GAAP is preferable to cash accounting
A lot of companies start out doing cash accounting, but GAAP makes it easier to project cash needs and burn rate. Be prepared to answer questions about why you’re using your chosen system.
Trended revenue by customers
These financials give investors a better idea of who your customers are. Share details by sales channel and by recurring and non-recurring revenue.
Include detailed monthly projections for the current and next fiscal years plus high-level projections for up to three subsequent years.
Use Accounting Best Practices
Investors are primarily looking for recurring, predictable revenue. Your goal with accounting is to free up your finance team to spend more time on generating analysis and insights from the revenue numbers so that you can in turn show them to investors.

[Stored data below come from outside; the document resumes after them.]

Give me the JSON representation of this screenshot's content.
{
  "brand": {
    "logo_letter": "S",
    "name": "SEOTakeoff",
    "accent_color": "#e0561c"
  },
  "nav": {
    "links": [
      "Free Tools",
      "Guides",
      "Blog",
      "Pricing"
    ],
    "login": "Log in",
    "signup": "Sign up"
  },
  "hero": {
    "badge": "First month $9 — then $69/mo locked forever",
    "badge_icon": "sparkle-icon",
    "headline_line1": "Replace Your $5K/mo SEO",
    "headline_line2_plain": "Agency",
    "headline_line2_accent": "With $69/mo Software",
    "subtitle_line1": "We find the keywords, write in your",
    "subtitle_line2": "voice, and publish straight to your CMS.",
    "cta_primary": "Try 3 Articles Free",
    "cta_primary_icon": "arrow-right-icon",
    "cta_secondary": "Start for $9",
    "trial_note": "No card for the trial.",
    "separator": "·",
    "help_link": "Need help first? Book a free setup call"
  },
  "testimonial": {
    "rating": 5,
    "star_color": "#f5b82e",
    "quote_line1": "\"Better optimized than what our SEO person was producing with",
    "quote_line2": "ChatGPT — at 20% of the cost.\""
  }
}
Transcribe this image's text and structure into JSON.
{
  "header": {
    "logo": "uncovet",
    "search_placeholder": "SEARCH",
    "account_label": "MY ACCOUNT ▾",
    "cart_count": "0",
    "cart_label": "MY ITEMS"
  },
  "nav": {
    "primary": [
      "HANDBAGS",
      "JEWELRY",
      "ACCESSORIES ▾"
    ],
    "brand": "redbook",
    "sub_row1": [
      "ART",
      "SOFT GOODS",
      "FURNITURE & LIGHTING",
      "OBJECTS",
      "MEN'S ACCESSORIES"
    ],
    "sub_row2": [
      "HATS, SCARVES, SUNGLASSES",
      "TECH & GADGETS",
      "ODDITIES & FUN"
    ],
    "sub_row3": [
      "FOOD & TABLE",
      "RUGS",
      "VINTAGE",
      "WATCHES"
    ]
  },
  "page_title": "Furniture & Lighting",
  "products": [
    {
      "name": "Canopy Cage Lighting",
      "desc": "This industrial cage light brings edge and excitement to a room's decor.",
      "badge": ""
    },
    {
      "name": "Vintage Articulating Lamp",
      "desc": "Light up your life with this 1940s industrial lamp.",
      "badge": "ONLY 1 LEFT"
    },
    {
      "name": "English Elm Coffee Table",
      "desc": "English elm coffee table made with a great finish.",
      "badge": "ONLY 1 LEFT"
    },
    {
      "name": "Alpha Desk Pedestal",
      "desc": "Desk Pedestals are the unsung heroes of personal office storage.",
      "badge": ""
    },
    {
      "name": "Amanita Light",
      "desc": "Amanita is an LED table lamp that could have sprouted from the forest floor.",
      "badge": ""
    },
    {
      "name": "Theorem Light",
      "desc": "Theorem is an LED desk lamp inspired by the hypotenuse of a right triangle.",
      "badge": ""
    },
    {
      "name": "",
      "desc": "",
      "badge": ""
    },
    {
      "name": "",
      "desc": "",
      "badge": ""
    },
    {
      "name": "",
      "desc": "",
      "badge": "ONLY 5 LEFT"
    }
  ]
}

To build a solid financial foundation, it’s imperative to establish rigor from the start when setting up your accounting team and systems. You need reliable accounting practices that back your information needs and reporting requirements.
Implement systems that standardize customer contracts and make them easily findable in your file structure. Understand the key SaaS revenue terms, such as the difference between bookings and revenue, and structure your customer data capture to align. Ensure your cap table is current. Conduct an accounting close each month to easily provide historical financial statements on demand.
Raise Capital by Benchmarking Data to Determine Valuation
Belcher expressed the importance of valuation when raising capital. “Valuation is what your company is worth. And when you go to fundraise, you should have a pretty good idea of what you’re worth before you negotiate.”
By benchmarking your data, you’ll develop a better understanding of your company’s valuation and how it stacks up against your peers.
SaaS Capital conducts an annual survey of over 1,500 private B2B SaaS companies with the goal to help these small, private companies better understand how their performance compares to that of their peers in the industry. The most important metric tracked is revenue growth because it’s the single largest determinant of a company’s valuation multiple.
SaaS company growth rates slowed from 40% in 2019 to 29.6% in 2020. Thirteen percent of companies were flat or shrank, versus only two percent in 2019. Venture capital-backed companies continue to show higher growth than bootstrapped companies, but the gap narrowed considerably in 2020, driven by far larger decreases in growth from equity-backed companies than their bootstrapped peers.